No faltaré, jajaj. Suelo ser fiel a las cosas que me gustan...
El viernes noche es para mí el mejor momento de la semana.
Horas donde todo es posible aún.
Besos.
Qué gozada leerte , Suecita.
Un beso , y otro caramelo.
(Reyes)
Yo creo que los buenos actores, a fuerza de representar bien grandes papeles, saben mucho mucho sobre el ser humano y son capaces de empatizar con sus compañeros de butaca.
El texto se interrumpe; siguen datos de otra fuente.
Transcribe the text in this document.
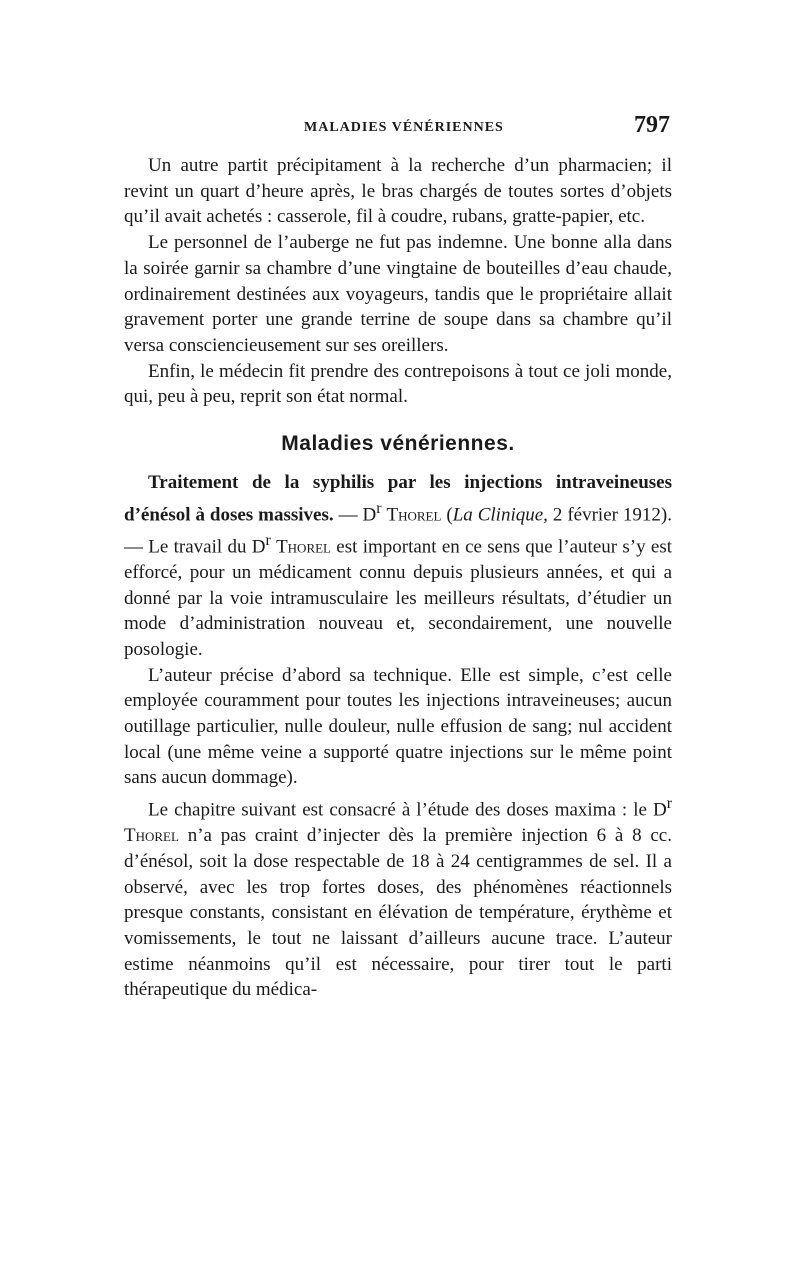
MALADIES VÉNÉRIENNES	797

Un autre partit précipitament à la recherche d’un pharmacien; il revint un quart d’heure après, le bras chargés de toutes sortes d’objets qu’il avait achetés : casserole, fil à coudre, rubans, gratte-papier, etc.

Le personnel de l’auberge ne fut pas indemne. Une bonne alla dans la soirée garnir sa chambre d’une vingtaine de bouteilles d’eau chaude, ordinairement destinées aux voyageurs, tandis que le propriétaire allait gravement porter une grande terrine de soupe dans sa chambre qu’il versa consciencieusement sur ses oreillers.

Enfin, le médecin fit prendre des contrepoisons à tout ce joli monde, qui, peu à peu, reprit son état normal.

Maladies vénériennes.

Traitement de la syphilis par les injections intraveineuses d’énésol à doses massives. — $D^r$ Thorel (La Clinique, 2 février 1912). — Le travail du $D^r$ Thorel est important en ce sens que l’auteur s’y est efforcé, pour un médicament connu depuis plusieurs années, et qui a donné par la voie intramusculaire les meilleurs résultats, d’étudier un mode d’administration nouveau et, secondairement, une nouvelle posologie.

L’auteur précise d’abord sa technique. Elle est simple, c’est celle employée couramment pour toutes les injections intraveineuses; aucun outillage particulier, nulle douleur, nulle effusion de sang; nul accident local (une même veine a supporté quatre injections sur le même point sans aucun dommage).

Le chapitre suivant est consacré à l’étude des doses maxima : le $D^r$ Thorel n’a pas craint d’injecter dès la première injection 6 à 8 cc. d’énésol, soit la dose respectable de 18 à 24 centigrammes de sel. Il a observé, avec les trop fortes doses, des phénomènes réactionnels presque constants, consistant en élévation de température, érythème et vomissements, le tout ne laissant d’ailleurs aucune trace. L’auteur estime néanmoins qu’il est nécessaire, pour tirer tout le parti thérapeutique du médica-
Los malos actores son los que van de engreídos y los que reserven para ellos toda una fila, o un palco, para que nadie les incomode
Yo mato por el teatro, la ópera y esas cosas que a muchos aburren... es raro que llore viendo el cine, pero con el teatro he soltado cada llantén que ni te cuento.
San Viernes lo pasé en cama, me acosté a las 8 y no supe de mi hasta hoy a las 11...estaba muerta!
Un besito, linda.
¡Qué bien escribes!
No sé si fue a Reyes o a ti, que dije lo de que se montaran un periódico digital entre las dos...tienen una madera!!!
Me encantas, chiquilla.
Muchos besos
Si es que a los viernes, habría que hacerle un monumento.
Domingo de paseo por los blog amigos, estupendo haber pasado de nuevo por tu casa.
Saludos y un abrazo.
Rombo, eso está pero que muy bien.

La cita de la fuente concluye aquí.